Jones –

Good questions and fair to midland conclusions.

What was the nature of the reactants in each of the run-away reactions?  
--Pd-D, Ni-H, Li involved, Ti   involved etc?

Was the size of the likely coherent system in the various cases limited?

Were sharply peaking resonance conditions likely?  If so, what type of 
resonances?

Were significant applied  magnetic fields present?  If so, how big?  

Did the accidents initiate under some upper bound temperature or pressure 
associated with phonic resonances?  If so, what temperatures / pressures?  One 
of Peter H’s early LENR theories addresses the coupling associated with phonic 
resonances I believe-- ICCF-2or 3.

Your focus on phonons—lattice vibrations—may relate to a positive temperature 
coefficient reflecting an increased probability of a temperature induced 
resonant condition in an increasing population of coherent systems.  Thus, 
limiting the size of the possible coherent systems in the fuel of the reactor 
may limit the size of the creation of energetic phonons (heat) and the 
establishment of resonant conditions in nearby  coherent systems.  Small grains 
in metals would act to limit the size of adjacent coherent systems and the 
amount of energy transformed during any single reaction.

Bob Cook









Sent from Mail for Windows 10

From: Jones Beene
Sent: Thursday, February 9, 2017 9:06 AM
To: Vortex List
Subject: [Vo]:Defining the active particle of an LENR runaway

In nuclear fission, the active particle which propagates the reaction is 
of course the neutron. The identity crisis that we have dealt with in 
LENR from the start becomes evident when we try to single out the active 
particle or pseudo-particle, which is the most basic agent that 
propagates and continues the reaction (in a situation such as 
"heat-after-death" or the thermal runaway).

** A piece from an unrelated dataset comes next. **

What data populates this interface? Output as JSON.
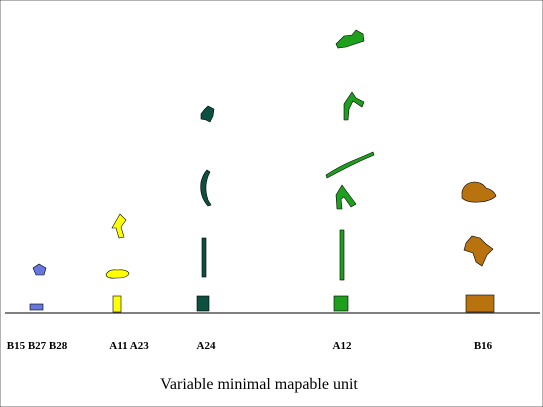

If nuclear fusion was indeed the source of energy of a runaway or 
meltdown reaction (and close to a dozen have been reported) then we 
should be able to identify an anomalous agent of some kind, but it is 
not gamma radiation or neutrons, so we look for something completely 
new. Beta particles (fast electrons) and alpha particle can also be 
ruled out due to proportionate lack of secondary radiation 
(bremsstrahlung). Yes, there appears to be a tiny amount of all, or any, 
of the above in LENR at various times, but not coming close to 
accounting for the emergent thermal gain of a runaway. This is gain far 
above chemical and far below nuclear, which can cause a large amount of 
stainless steel to melt, as happened at Thermacore but with no residual 
radiation.

Thus the choices for the active agent in LENR are narrowed primarily to 
the phonon, for those who follow some version of the Hagelstein theory, 
or to EUV photons for those who follow Mills, or both. Holmlid has not 
had a runaway so we can possibly eliminate the more exotic candidates. 
Obviously, one parameter which distinguishes the runaway reaction is 
strong Infrared light, also seen in Parkhomov "glow tube" and replications.

This brings up the field of optomechanics and more specifically "cavity 
optomechanics" which studies the interaction between light and 
mechanical movement. This also brings up the suggestion that with 
resonance and coherence, both the photon and phonon can be merged 
together into a hybrid or pseudo-particle. The "SPP" or surface plasmon 
polariton has been a candidate for LENR active modality - which has been 
talked about the most, but the SPP does NOT fit the circumstances 
precisely. Actually it is a poor fit.

The plasmon, a quantum of plasma oscillation, does not really fit in the 
circumstance of a condensed lattice reaction since there is technically 
no plasma. The polariton does model strong coupling of electromagnetic 
waves with an electric dipole, which can be present in the runaway but 
"surface" does not model the a lattice effect. Thus SPP is one out of 
three accuracy.

Moreover, phonons need to be included since mechanical vibration is more 
fundamental to LENR than optics. Perhaps LENR needs its own specific 
pseudo-particle, which vaguely resembles the SPP but only when combined 
with the phonon and eliminating the "surface" feature.

Can we label this pseudo-particle as the PPP (phonon-plasmon-polariton) 
instead of SPP?

As fate would have it, something like this PPP pseudo-particle has been 
proposed, if not witnessed by generation of single phonons at gigahertz 
frequencies in optoelectronics, where the single phonon has been 
triggered by single photons in the near infrared. See:

http://journals.aps.org/prl/abstract/10.1103/PhysRevLett.116.234301

It would be intriguing to imagine that a pseudo-particle found in an 
unrelated field has broader applicability and can function as the active 
mediator in LENR ... either real or as metaphor.

As a real particle, we can probably model "dense hydrogen" as having all 
the properties of a real PPP - functioning as a hybrid of all three 
constituents: phonon, plasmon and polariton, reduced to the quantized state.